Avrupa dışında ABD ve Çin ekonomi bölgesinde ise bu konular sanayiciler ve endüstriler arasında bir işbirliği olarak, işgören konularının dışında olağanüstü büyük kazanımlar ve faydalar elde etmeye dayalı bir sosyal davranış olarak önümüze çıkmaktadır. Örneğin Çin’de devlet bir hammadde tedarikçisi görevini üstlenmektedir. ABD’de ise organize sanayi bölge yönetimleri ortak mal ve hizmetlerde toplu alım gücüyle toplu pazarlık yapmaktadır. Bu yazımızda ele alacağımız konu daha ziyade bu tür bir yapılanma üzerine olacaktır.
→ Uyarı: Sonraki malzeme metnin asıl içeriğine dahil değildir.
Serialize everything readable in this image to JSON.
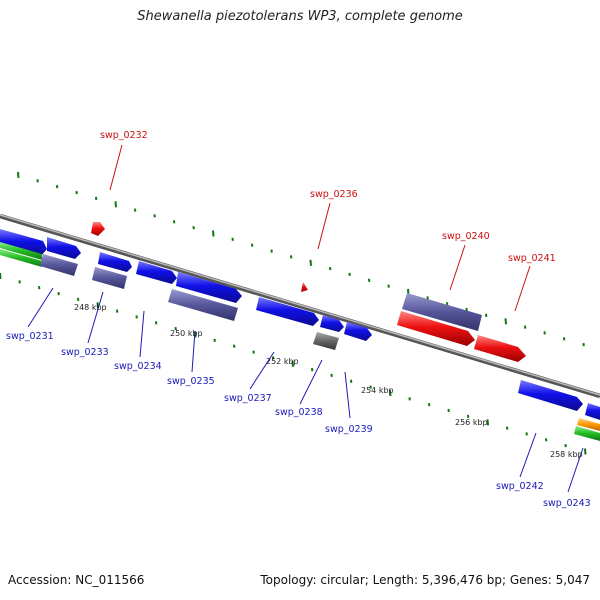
{
  "title": "Shewanella piezotolerans WP3, complete genome",
  "footer": {
    "accession": "Accession: NC_011566",
    "summary": "Topology: circular; Length: 5,396,476 bp; Genes: 5,047"
  },
  "colors": {
    "forward_gene": "#1010e8",
    "reverse_gene": "#5050a0",
    "red_gene": "#ee1111",
    "gray_gene": "#666666",
    "green_track": "#22bb22",
    "orange_track": "#ff9900",
    "tick": "#117711",
    "backbone": "#888888",
    "label_blue": "#1a1ab8",
    "label_red": "#cc1111"
  },
  "scale_labels": [
    "248 kbp",
    "250 kbp",
    "252 kbp",
    "254 kbp",
    "256 kbp",
    "258 kbp"
  ],
  "genes": [
    {
      "id": "swp_0231",
      "color": "blue_label"
    },
    {
      "id": "swp_0232",
      "color": "red_label"
    },
    {
      "id": "swp_0233",
      "color": "blue_label"
    },
    {
      "id": "swp_0234",
      "color": "blue_label"
    },
    {
      "id": "swp_0235",
      "color": "blue_label"
    },
    {
      "id": "swp_0236",
      "color": "red_label"
    },
    {
      "id": "swp_0237",
      "color": "blue_label"
    },
    {
      "id": "swp_0238",
      "color": "blue_label"
    },
    {
      "id": "swp_0239",
      "color": "blue_label"
    },
    {
      "id": "swp_0240",
      "color": "red_label"
    },
    {
      "id": "swp_0241",
      "color": "red_label"
    },
    {
      "id": "swp_0242",
      "color": "blue_label"
    },
    {
      "id": "swp_0243",
      "color": "blue_label"
    }
  ]
}
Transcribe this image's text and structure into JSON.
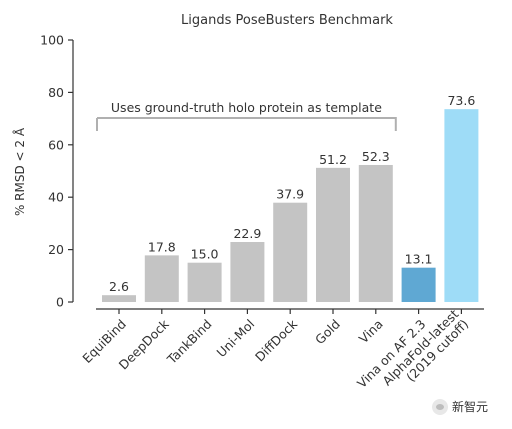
{
  "chart_data": {
    "type": "bar",
    "title": "Ligands PoseBusters Benchmark",
    "ylabel": "% RMSD < 2 Å",
    "xlabel": "",
    "ylim": [
      0,
      100
    ],
    "yticks": [
      0,
      20,
      40,
      60,
      80,
      100
    ],
    "categories": [
      "EquiBind",
      "DeepDock",
      "TankBind",
      "Uni-Mol",
      "DiffDock",
      "Gold",
      "Vina",
      "Vina on AF 2.3",
      "AlphaFold-latest\n(2019 cutoff)"
    ],
    "values": [
      2.6,
      17.8,
      15.0,
      22.9,
      37.9,
      51.2,
      52.3,
      13.1,
      73.6
    ],
    "value_labels": [
      "2.6",
      "17.8",
      "15.0",
      "22.9",
      "37.9",
      "51.2",
      "52.3",
      "13.1",
      "73.6"
    ],
    "bar_colors": [
      "#c4c4c4",
      "#c4c4c4",
      "#c4c4c4",
      "#c4c4c4",
      "#c4c4c4",
      "#c4c4c4",
      "#c4c4c4",
      "#5fa8d3",
      "#9edcf7"
    ],
    "annotation": {
      "text": "Uses ground-truth holo protein as template",
      "span": [
        0,
        6
      ]
    },
    "grid": false
  },
  "watermark": {
    "text": "新智元"
  },
  "colors": {
    "axis": "#333333",
    "text": "#333333",
    "bracket": "#b0b0b0"
  }
}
►FARKLI ŞİRKETLERE AİT İHTİYAÇLARIN TOPLU ALIMI
Özellikle ABD’de GPO (Group Purchasing Operations) Grup Satınalma Operasyonları olarak anılan bu birliktelikler inanılmaz avantajları da beraberinde sunmaktadır. Kavram ilk defa İngiltere’de 1910’da ortaya konulmuş, ABD’de anlamlı ve etkin GPO uygulamaları 1960’lı yıllarda kayıtlara geçmeye başlamıştır. (2,3,4)
GPO’lar yazımızda bahsettiğimiz gibi non-pofit yani kar amacı gütmeyen ancak kendi varlıklarını sürdürecek ve hayat standartlarını sağlayacak şekilde sanayi birliklerinin içinde yarı bağımlı çalışabilecekleri gibi, kar amacı güden bağımsız şirketler şeklinde de olabilmektedir. (2,3,4)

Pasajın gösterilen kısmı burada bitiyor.